Alain Juppé est un ancien normalien et donc, malgré ses airs sérieux, voire ennuyeux, il aime les canulars, grande spécialité des élèves de la rue d’Ulm. Hier soir, à la télévision et ce matin dans Le Figaro, il nous en a fait un, tout en finesse, plein d’humour mais qui relevait tout de même du crime de lèse-majesté.
On sait que l’ancien enfant chéri de Chirac, ancien Premier ministre et actuel ministre des Affaires Etrangères n’improvise jamais ses propos. Tout est réfléchi, préparé, pesé au mot près, à la virgule près. Or, que nous a-t-il dit ? Qu’il aidera « sans ambiguïté » Nicolas Sarkozy… « s’il est candidat », qu’il lui arrive de « rêver même les yeux ouverts », « qu’il peut y avoir des circonstances qui font que… », qu’il n’imagine pas de devenir président mais qu’il se dit « qu’il y a, peut-être, parfois, des surprises ».
En clair, Juppé nous a annoncé qu’il était parfaitement prêt à être candidat à la présidentielle au cas où Sarkozy déclarerait forfait.
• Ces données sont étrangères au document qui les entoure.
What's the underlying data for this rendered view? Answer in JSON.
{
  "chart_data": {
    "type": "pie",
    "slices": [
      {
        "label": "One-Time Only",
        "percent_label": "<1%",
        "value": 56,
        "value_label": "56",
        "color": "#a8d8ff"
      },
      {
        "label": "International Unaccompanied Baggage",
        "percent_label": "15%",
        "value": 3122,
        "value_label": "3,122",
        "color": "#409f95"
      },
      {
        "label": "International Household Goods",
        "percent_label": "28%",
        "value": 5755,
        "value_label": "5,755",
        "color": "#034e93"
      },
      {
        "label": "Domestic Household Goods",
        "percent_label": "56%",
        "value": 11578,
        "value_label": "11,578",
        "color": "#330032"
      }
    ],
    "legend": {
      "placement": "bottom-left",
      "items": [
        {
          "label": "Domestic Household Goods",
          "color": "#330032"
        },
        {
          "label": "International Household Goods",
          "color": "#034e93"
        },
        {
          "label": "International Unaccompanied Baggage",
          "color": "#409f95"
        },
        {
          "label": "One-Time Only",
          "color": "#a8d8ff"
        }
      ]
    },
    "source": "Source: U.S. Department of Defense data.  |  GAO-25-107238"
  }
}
Cela rappelle étrangement l’appel de Rome lancé par Pompidou dans lequel l’ancien Premier ministre du Général se déclarait prêt à assurer la relève de de Gaulle au cas où.
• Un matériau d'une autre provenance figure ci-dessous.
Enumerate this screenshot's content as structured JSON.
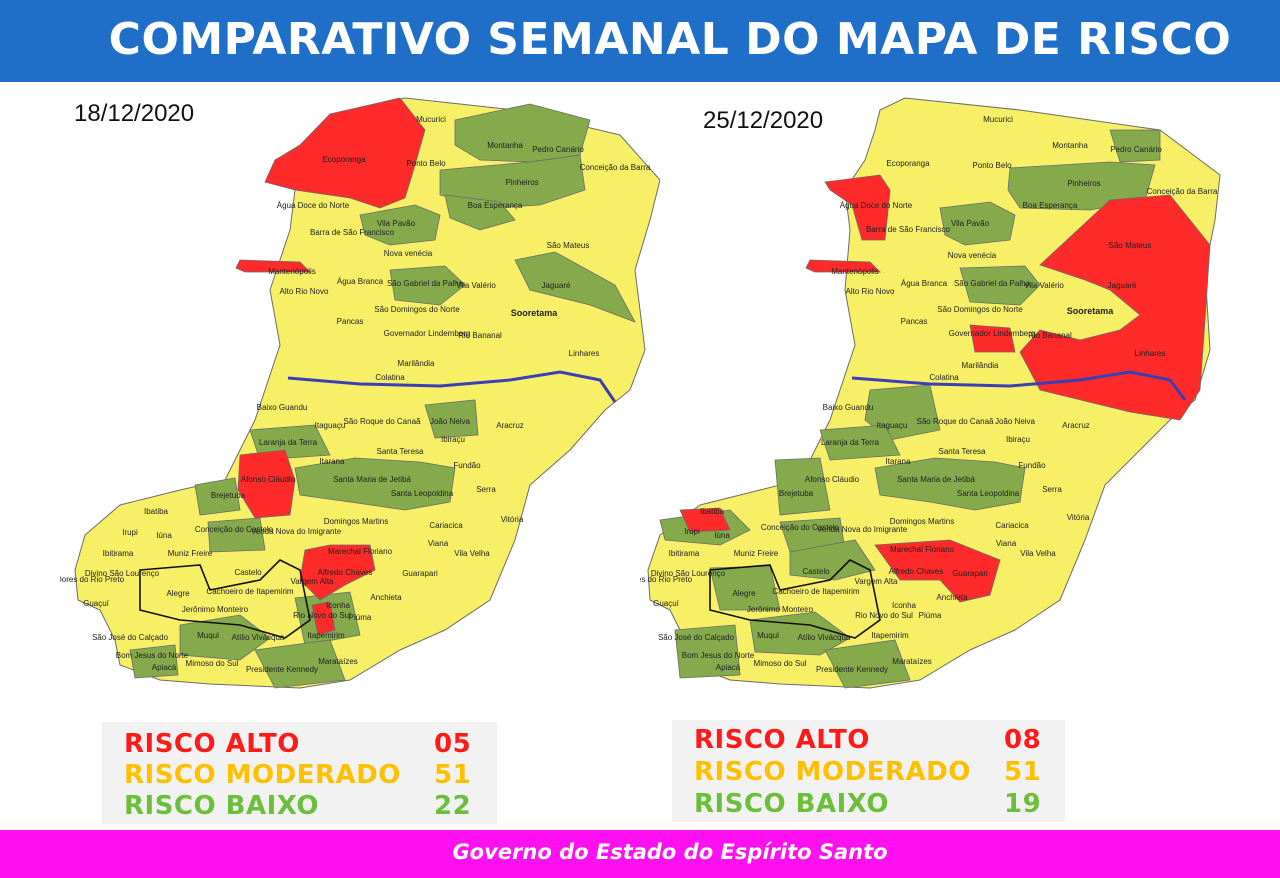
{
  "title": "COMPARATIVO SEMANAL DO MAPA DE RISCO",
  "footer": "Governo do Estado do Espírito Santo",
  "colors": {
    "header": "#1f6fc9",
    "footer": "#ff10f0",
    "alto": "#ff2a2a",
    "moderado": "#f7f067",
    "baixo": "#84aa4c",
    "river": "#3b3fb5"
  },
  "maps": [
    {
      "date": "18/12/2020",
      "legend": [
        {
          "label": "RISCO ALTO",
          "count": "05",
          "color": "#ff1a1a"
        },
        {
          "label": "RISCO MODERADO",
          "count": "51",
          "color": "#ffc000"
        },
        {
          "label": "RISCO BAIXO",
          "count": "22",
          "color": "#6cbf3a"
        }
      ],
      "labels": {
        "mucurici": "Mucurici",
        "ecoporanga": "Ecoporanga",
        "montanha": "Montanha",
        "pedro_canario": "Pedro Canário",
        "ponto_belo": "Ponto Belo",
        "pinheiros": "Pinheiros",
        "conceicao_barra": "Conceição da Barra",
        "agua_doce": "Água Doce do Norte",
        "barra_sao_francisco": "Barra de São Francisco",
        "vila_pavao": "Vila Pavão",
        "boa_esperanca": "Boa Esperança",
        "sao_mateus": "São Mateus",
        "mantenopolis": "Mantenópolis",
        "nova_venecia": "Nova venécia",
        "alto_rio_novo": "Alto Rio Novo",
        "agua_branca": "Água Branca",
        "sao_gabriel": "São Gabriel da Palha",
        "vila_valerio": "Vila Valério",
        "jaguare": "Jaguaré",
        "pancas": "Pancas",
        "sao_domingos": "São Domingos do Norte",
        "sooretama": "Sooretama",
        "governador": "Governador Lindemberg",
        "rio_bananal": "Rio Bananal",
        "linhares": "Linhares",
        "marilandia": "Marilândia",
        "colatina": "Colatina",
        "baixo_guandu": "Baixo Guandu",
        "itaguacu": "Itaguaçu",
        "sao_roque": "São Roque do Canaã",
        "joao_neiva": "João Neiva",
        "ibiracu": "Ibiraçu",
        "aracruz": "Aracruz",
        "laranja": "Laranja da Terra",
        "itarana": "Itarana",
        "santa_teresa": "Santa Teresa",
        "fundao": "Fundão",
        "afonso": "Afonso Cláudio",
        "santa_maria": "Santa Maria de Jetibá",
        "santa_leopoldina": "Santa Leopoldina",
        "serra": "Serra",
        "brejetuba": "Brejetuba",
        "vitoria": "Vitória",
        "ibatiba": "Ibatiba",
        "domingos_martins": "Domingos Martins",
        "conceicao_castelo": "Conceição do Castelo",
        "venda_nova": "Venda Nova do Imigrante",
        "cariacica": "Cariacica",
        "irupi": "Irupi",
        "iuna": "Iúna",
        "ibitirama": "Ibitirama",
        "muniz_freire": "Muniz Freire",
        "marechal": "Marechal Floriano",
        "viana": "Viana",
        "vila_velha": "Vila Velha",
        "divino": "Divino São Lourenço",
        "dores": "Dores do Rio Preto",
        "castelo": "Castelo",
        "alfredo": "Alfredo Chaves",
        "vargem_alta": "Vargem Alta",
        "guarapari": "Guarapari",
        "guacui": "Guaçuí",
        "alegre": "Alegre",
        "cachoeiro": "Cachoeiro de Itapemirim",
        "anchieta": "Anchieta",
        "jeronimo": "Jerônimo Monteiro",
        "iconha": "Iconha",
        "rio_novo": "Rio Novo do Sul",
        "piuma": "Piúma",
        "sao_jose_calcado": "São José do Calçado",
        "muqui": "Muqui",
        "atilio": "Atílio Vivácqua",
        "itapemirim": "Itapemirim",
        "bom_jesus": "Bom Jesus do Norte",
        "apiaca": "Apiacá",
        "mimoso": "Mimoso do Sul",
        "presidente_kennedy": "Presidente Kennedy",
        "marataizes": "Marataízes"
      }
    },
    {
      "date": "25/12/2020",
      "legend": [
        {
          "label": "RISCO ALTO",
          "count": "08",
          "color": "#ff1a1a"
        },
        {
          "label": "RISCO MODERADO",
          "count": "51",
          "color": "#ffc000"
        },
        {
          "label": "RISCO BAIXO",
          "count": "19",
          "color": "#6cbf3a"
        }
      ]
    }
  ]
}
Certes, Juppé a répété à plusieurs reprises qu’il était « convaincu » que Sarkozy serait candidat, que Sarkozy était « le meilleur des candidats » et qu’il n’y avait « pas de recours aujourd’hui, Sarkozy étant là », mais il a tout de même, à trois-quarts de mots, évoqué la possibilité de « circonstances » qui feraient que…, de « surprises » qui feraient que… sans jamais terminer ses phrases.
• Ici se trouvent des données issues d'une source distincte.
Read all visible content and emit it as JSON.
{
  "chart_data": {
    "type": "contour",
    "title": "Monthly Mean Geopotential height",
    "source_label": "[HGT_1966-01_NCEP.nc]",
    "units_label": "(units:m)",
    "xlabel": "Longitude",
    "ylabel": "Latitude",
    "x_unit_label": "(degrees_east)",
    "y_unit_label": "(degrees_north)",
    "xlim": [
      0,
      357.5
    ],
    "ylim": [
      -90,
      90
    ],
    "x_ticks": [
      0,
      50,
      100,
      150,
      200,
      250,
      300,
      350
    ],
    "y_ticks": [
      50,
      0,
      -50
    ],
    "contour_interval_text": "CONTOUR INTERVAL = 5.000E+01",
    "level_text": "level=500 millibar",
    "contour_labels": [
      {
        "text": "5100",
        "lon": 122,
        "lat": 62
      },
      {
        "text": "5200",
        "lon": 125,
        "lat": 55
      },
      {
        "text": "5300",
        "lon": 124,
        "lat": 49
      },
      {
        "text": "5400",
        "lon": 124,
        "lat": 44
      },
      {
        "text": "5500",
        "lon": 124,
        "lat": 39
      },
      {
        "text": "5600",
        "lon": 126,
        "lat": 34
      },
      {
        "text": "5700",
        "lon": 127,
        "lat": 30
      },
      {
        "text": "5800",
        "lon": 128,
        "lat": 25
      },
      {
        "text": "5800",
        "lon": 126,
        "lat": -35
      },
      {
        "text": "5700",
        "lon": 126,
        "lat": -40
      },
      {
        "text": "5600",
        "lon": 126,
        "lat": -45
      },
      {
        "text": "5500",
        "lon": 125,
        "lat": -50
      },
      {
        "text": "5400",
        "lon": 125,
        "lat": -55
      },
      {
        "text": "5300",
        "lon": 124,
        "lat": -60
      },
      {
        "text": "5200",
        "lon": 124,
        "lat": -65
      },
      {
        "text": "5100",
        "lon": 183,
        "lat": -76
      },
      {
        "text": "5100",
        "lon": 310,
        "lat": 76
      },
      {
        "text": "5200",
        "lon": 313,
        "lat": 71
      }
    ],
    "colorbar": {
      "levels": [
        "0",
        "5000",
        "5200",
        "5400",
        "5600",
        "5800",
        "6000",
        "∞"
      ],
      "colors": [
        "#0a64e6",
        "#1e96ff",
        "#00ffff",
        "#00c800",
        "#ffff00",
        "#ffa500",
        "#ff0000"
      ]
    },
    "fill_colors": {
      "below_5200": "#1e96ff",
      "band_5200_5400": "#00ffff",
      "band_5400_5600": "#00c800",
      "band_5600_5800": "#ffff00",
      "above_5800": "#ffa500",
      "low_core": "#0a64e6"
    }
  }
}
En face d’un président rejeté depuis des mois par 70% des Français, enlisé dans une crise économique, financière et sociale sans précédent et cerné par toute une série de scandales, le fait que son ministre le plus important (qu’est devenu Fillon, où sont passés les autres ?) ose évoquer, même au conditionnel, l’hypothèse qu’il ne tentera pas de se faire réélire ressemble à s’y méprendre à un coup de pied de l’âne.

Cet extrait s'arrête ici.